她的哥哥每天总是一副大义凛然的样子,疯了一样去补偿这个妹妹,现在好了,又多了一个萧寒。
顾瑶姬不知道为什么,不过短短两日,就能让她的未婚夫突然站到顾柔儿那里去,但她顾瑶姬受不了这种偏心与欺辱,她心底里的那些泪就化成了一口怒,她讥诮道:“你对她好,究竟是心怀大义,为东水着想,还是心疼她可怜、在这里怜香惜玉?”
萧寒似乎是被顾瑶姬这话给戳中了,一股无名的羞耻顶上头来,他的面色一沉,道:“你在胡说八道什么?我同你这三妹妹今日第一回相见,我又如何会怜香惜玉?我不过是想为你补偿她罢了,她为你远嫁,为你牺牲,你让她一匹马又怎么了?”
萧寒越说脸色越冷,竟是脱口而出一句:“顾瑶姬,你生于侯府高门,为何如此斤斤计较?我不过是仗义执言,你便要胡乱揣测我!捕风捉影胡说八道,你这等性情,日后如何能操持内外?”
“今日,你若是不肯认错,我们就退婚吧,我是绝不可能迎你这样性情的女人做正妻的!”
——
萧寒这一声话落下,四周顿时一片寂静。
萧寒跟顾瑶姬两人订婚多年,顾瑶姬每次耍脾气的时候,顾瑶姬都说要退婚,但萧寒从不曾主动提过,两个人吵吵闹闹,过几日又会和好,这还是第一次萧寒说要退婚。
顾云松看顾瑶姬这炮仗一样的脾气不顺眼很久了,当即抱着胳膊,冷笑道:“瑶姬,这回可不是我偏向顾柔儿,连萧公子都看不下去了,你还敢说你没错吗?”
“不娶就不娶,你当我求着你娶我吗?”顾瑶姬冷笑出声,讥诮的看着他们,道:“萧寒,我等着你上门退婚。
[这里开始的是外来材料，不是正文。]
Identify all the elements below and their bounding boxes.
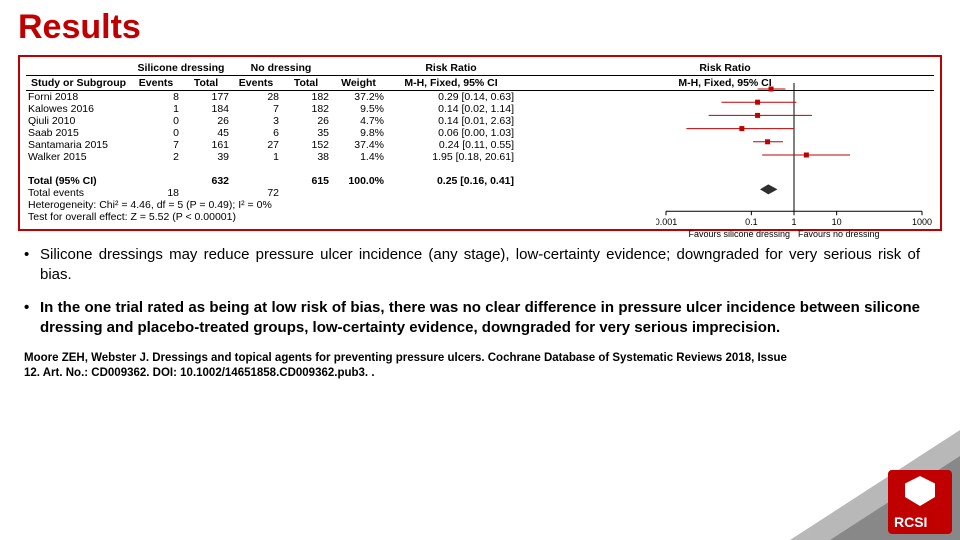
- col-weight: Weight: [331, 76, 386, 91]
- col-method1: M-H, Fixed, 95% CI: [386, 76, 516, 91]
- col-events1: Events: [131, 76, 181, 91]
- col-rr2: Risk Ratio: [516, 61, 934, 76]
- svg-text:1000: 1000: [912, 217, 932, 227]
- svg-text:10: 10: [832, 217, 842, 227]
- col-group1: Silicone dressing: [131, 61, 231, 76]
- bullet-item: In the one trial rated as being at low r…: [24, 298, 920, 337]
- svg-text:Favours no dressing: Favours no dressing: [798, 229, 880, 239]
- page-title: Results: [0, 0, 960, 47]
- svg-text:1: 1: [791, 217, 796, 227]
- rcsi-logo: RCSI: [888, 470, 952, 534]
- col-study: Study or Subgroup: [26, 76, 131, 91]
- citation: Moore ZEH, Webster J. Dressings and topi…: [24, 351, 790, 381]
- col-rr1: Risk Ratio: [386, 61, 516, 76]
- bullet-item: Silicone dressings may reduce pressure u…: [24, 245, 920, 284]
- logo-text: RCSI: [894, 514, 927, 530]
- col-group2: No dressing: [231, 61, 331, 76]
- col-events2: Events: [231, 76, 281, 91]
- svg-text:0.1: 0.1: [745, 217, 758, 227]
- col-total2: Total: [281, 76, 331, 91]
- svg-text:Favours silicone dressing: Favours silicone dressing: [688, 229, 790, 239]
- forest-plot-svg: 0.001 0.1 1 10 1000 Favours silicone dressing…: [656, 79, 932, 249]
- forest-plot-container: Silicone dressing No dressing Risk Ratio…: [18, 55, 942, 231]
- col-total1: Total: [181, 76, 231, 91]
- bullet-list: Silicone dressings may reduce pressure u…: [24, 245, 920, 337]
- svg-text:0.001: 0.001: [656, 217, 677, 227]
- crest-icon: [905, 476, 935, 506]
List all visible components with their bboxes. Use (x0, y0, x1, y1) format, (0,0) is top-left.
”
说完,顾瑶姬转头便往马厩外走。
“姐姐,你别走!”顾柔儿在一旁瞧见这一幕,连忙上前说道:“姐姐不要跟萧公子争吵,我——”
顾瑶姬将抢来的马鞭恶狠狠的砸向顾柔儿,喊道:“滚开!”
“顾瑶姬你干什么!”顾云松匆忙接过那马鞭,护住顾柔儿,恨铁不成钢的喊道:“柔儿一直在护着你,偏你不识好人心!”
“萧公子,你不要跟姐姐吵。”顾柔儿的眼泪在眼眶中打转:“我替姐姐赔礼,你同姐姐和好吧。”
萧寒拧着眉瞧着顾柔儿的眼泪,心中顿时一阵发酸。
这个善良的姑娘,之前为了成全他和顾瑶姬的婚事主动替嫁,现在为了让他们和好又主动赔礼——罢了。
萧寒看向顾瑶姬,道:“够了,别再闹了,瑶姬,你给顾柔儿赔个礼,这件事儿就这么过去了。”
他知道顾瑶姬脾气大,很多时候都只是话赶话,并非是真的想退婚,今日他便给顾瑶姬一个台阶。